LANSING, Mich. (WLNS) – Tonight, people strapped on their skates to raise money for a good cause.
Chelsea Paradise was diagnosed with Huntington’s Disease 2 years ago. It’s a rare disease that destroys nerve cells in the brain, which can slow down someone’s thinking skills, and make it difficult to speak among other things.
“So there’s about 200,000 people that actually have it,” Chelsea said.
There is no cure, but Chelsea is trying to change that. Today her community came together to help her with that goal.
Chelsea held a fundraiser at Edru’s Skating Rink in Holt to spread awareness and raise money for the Huntington’s Disease Society of America.
“We’re doing a raffle for baskets, and my sisters are actually going to give away part of their balloon bouquets. My grandma makes homemade quilts, and pillows and stuff so we’re gonna raffle those off too, and then we have t-shirts made,” Chelsea said.
She sold over 80 tickets to the skating rink. Chelsea said its money she hopes will go a long way in the fight against Huntington’s.
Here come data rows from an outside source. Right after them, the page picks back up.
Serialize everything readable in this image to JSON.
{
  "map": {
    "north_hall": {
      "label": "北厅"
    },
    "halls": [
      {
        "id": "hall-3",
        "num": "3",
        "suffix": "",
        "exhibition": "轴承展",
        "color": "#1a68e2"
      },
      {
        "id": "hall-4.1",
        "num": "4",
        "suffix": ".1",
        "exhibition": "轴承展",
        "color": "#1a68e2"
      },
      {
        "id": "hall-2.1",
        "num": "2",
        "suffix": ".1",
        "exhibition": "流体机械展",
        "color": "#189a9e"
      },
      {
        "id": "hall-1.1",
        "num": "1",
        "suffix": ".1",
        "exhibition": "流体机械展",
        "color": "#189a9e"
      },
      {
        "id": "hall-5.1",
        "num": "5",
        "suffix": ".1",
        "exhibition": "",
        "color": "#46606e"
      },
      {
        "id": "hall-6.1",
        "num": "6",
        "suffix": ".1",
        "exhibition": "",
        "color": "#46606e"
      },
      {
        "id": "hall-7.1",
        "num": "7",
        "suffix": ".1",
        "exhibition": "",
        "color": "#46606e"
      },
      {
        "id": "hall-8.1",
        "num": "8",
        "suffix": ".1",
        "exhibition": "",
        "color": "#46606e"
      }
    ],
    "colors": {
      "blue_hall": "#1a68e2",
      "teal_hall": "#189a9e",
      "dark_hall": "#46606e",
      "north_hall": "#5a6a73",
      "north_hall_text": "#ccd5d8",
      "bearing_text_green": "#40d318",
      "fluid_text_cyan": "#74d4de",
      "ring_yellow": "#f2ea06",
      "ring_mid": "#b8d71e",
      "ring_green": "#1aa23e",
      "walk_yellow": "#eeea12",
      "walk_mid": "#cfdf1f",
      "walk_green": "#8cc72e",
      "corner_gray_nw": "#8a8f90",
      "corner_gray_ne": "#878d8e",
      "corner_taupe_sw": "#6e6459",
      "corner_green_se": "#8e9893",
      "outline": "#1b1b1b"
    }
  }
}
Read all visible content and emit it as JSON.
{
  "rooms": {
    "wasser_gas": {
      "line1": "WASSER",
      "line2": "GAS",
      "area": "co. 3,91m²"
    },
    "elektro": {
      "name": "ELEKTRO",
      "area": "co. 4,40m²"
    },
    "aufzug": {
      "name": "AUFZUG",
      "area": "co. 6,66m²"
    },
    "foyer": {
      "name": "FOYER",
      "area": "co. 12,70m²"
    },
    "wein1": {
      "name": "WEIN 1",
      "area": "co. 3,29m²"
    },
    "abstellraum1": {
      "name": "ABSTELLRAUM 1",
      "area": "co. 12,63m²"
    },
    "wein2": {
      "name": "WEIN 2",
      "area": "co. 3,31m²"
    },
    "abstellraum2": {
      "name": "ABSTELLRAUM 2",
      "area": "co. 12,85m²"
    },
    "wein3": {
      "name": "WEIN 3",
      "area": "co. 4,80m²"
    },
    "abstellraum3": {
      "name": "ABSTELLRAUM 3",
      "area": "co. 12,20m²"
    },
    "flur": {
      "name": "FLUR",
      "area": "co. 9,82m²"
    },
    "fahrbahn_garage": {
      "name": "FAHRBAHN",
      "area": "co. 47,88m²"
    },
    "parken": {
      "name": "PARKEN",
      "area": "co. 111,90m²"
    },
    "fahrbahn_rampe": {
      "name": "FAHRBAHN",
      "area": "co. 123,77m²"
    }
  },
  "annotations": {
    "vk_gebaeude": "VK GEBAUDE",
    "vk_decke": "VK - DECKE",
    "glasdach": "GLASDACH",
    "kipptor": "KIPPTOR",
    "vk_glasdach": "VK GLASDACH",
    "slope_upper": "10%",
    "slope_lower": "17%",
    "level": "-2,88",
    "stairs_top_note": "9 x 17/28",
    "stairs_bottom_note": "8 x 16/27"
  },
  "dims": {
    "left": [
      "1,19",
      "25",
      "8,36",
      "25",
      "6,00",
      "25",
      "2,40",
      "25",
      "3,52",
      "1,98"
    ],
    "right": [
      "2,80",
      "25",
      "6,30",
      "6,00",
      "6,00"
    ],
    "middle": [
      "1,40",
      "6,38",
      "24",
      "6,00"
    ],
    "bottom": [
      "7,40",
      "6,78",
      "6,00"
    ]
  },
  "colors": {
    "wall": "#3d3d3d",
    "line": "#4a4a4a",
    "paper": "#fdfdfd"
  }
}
“Just that it helps us get a cure for this. For the trials cause there’s money that needs to go into create these trials and to get the medication that we need,” said Chelsea.
Joe Carter was someone who bought a ticket.
But Joe isn’t just your average skater; he’s a professional. He’s been skating at Edru for over 61 years, he said.
Tonight, he’s skating for Chelsea.
“I think we should all be trying to do as much good as we can while we can. So I think this is a great cause and I’m glad to be here,” Joe said.
Chelsea said her journey since being diagnosed has been life changing.
“It’s been hard, but then it’s been like a lot better because I’m living my life like so much more like I’m doing more I’m more proactive about stuff like it’s huge,” Chelsea said.
Why skating, though?
Chelsea has been skating since she was three.
“This is my comfort zone, this is where I come to like unwind and stuff just skatings my thing,” Chelsea said.
She said regardless of how much she raises tonight, she’ll skate away grateful.
“Every person that knows about this disease is another step towards finding a cure for it,” Chelsea said.